Kilominx isn't nearly as luck-heavy as those other events. How frequently do you see stuff like a one-move layer? That's right, the answer is

*basically never*, even if you're full CN. (Back-of-the-envelope calculation says it's around 1/31000, which is less than the probability of getting a 4-move 222 scramble (1/1989), a 7-move skewb scramble (1/9.8), a 6-move pyra scramble (1/414), a ≤9-move Redi scramble (1/4365), or a one-move cross on 3×3×3 (1/1987), and also pretty close to a full cross skip on 3×3×3 (~1/32000).)

It's analogous to a 2×2×2 in the sense that it has only corners. It is absolutely

*not* analogous in the sense that it has a small state space, which it doesn't: the state space is much smaller than a megaminx's, sure, but still a few orders of magnitude larger than a 3×3×3's.
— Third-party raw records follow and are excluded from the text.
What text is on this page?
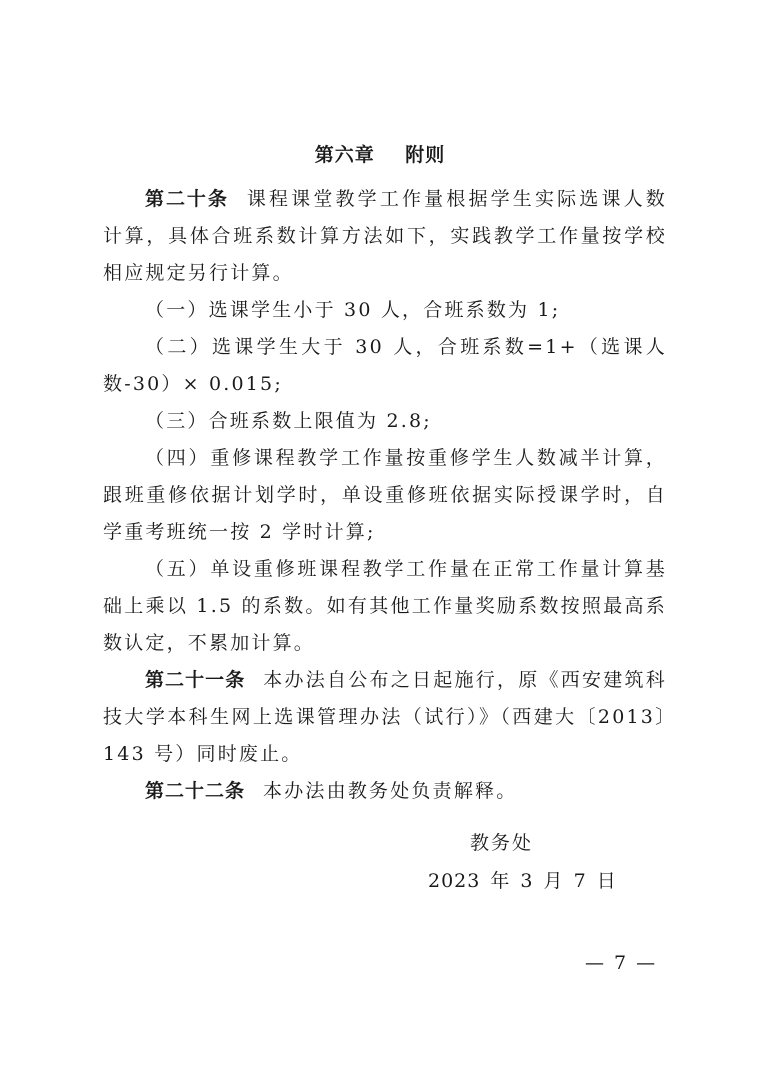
第六章    附则

第二十条 课程课堂教学工作量根据学生实际选课人数计算，具体合班系数计算方法如下，实践教学工作量按学校相应规定另行计算。

（一）选课学生小于 30 人，合班系数为 1;

（二）选课学生大于 30 人，合班系数=1+（选课人数-30）× 0.015;

（三）合班系数上限值为 2.8;

（四）重修课程教学工作量按重修学生人数减半计算，跟班重修依据计划学时，单设重修班依据实际授课学时，自学重考班统一按 2 学时计算;

（五）单设重修班课程教学工作量在正常工作量计算基础上乘以 1.5 的系数。如有其他工作量奖励系数按照最高系数认定，不累加计算。

第二十一条 本办法自公布之日起施行，原《西安建筑科技大学本科生网上选课管理办法（试行）》（西建大〔2013〕143 号）同时废止。

第二十二条 本办法由教务处负责解释。

教务处
2023 年 3 月 7 日
— 7 —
I know jack about the edge-turning puzzles (i.e. I might be very wrong here) but it honestly wouldn't seem too difficult to come up with a scrambler. Just do it like a square-1: pick a random shape according to the Markov steady-state distribution, then fill in the pieces, and finally solve and invert.

… And then I did a bit of searching and found

this TP thread about enumerating the possible shapes, and (i) it seems very nontrivial (unlike a square-1, which doesn't jumble) and (ii) it seems to be mechanism-dependent (see also Jaap's Puzzle Page's note about

how you might be able to force a technically-illegal turn through on the Curvy Copter). Also, it might suffer from the opposite problem of lolscrambles: with "proper" scrambling (whatever "proper" means), you can occasionally get shapes that are much more difficult than usual to solve. (Kinda like how, on a square-1, kite-square is a really annoying shape to deal with for people who are still using beginner cubeshape methods? Except that a Curvy Copter has so many different shapes that it's not realistic for anyone to just learn them all.)

(This is all very interesting and I am now compelled to get a Curvy Copter for myself.)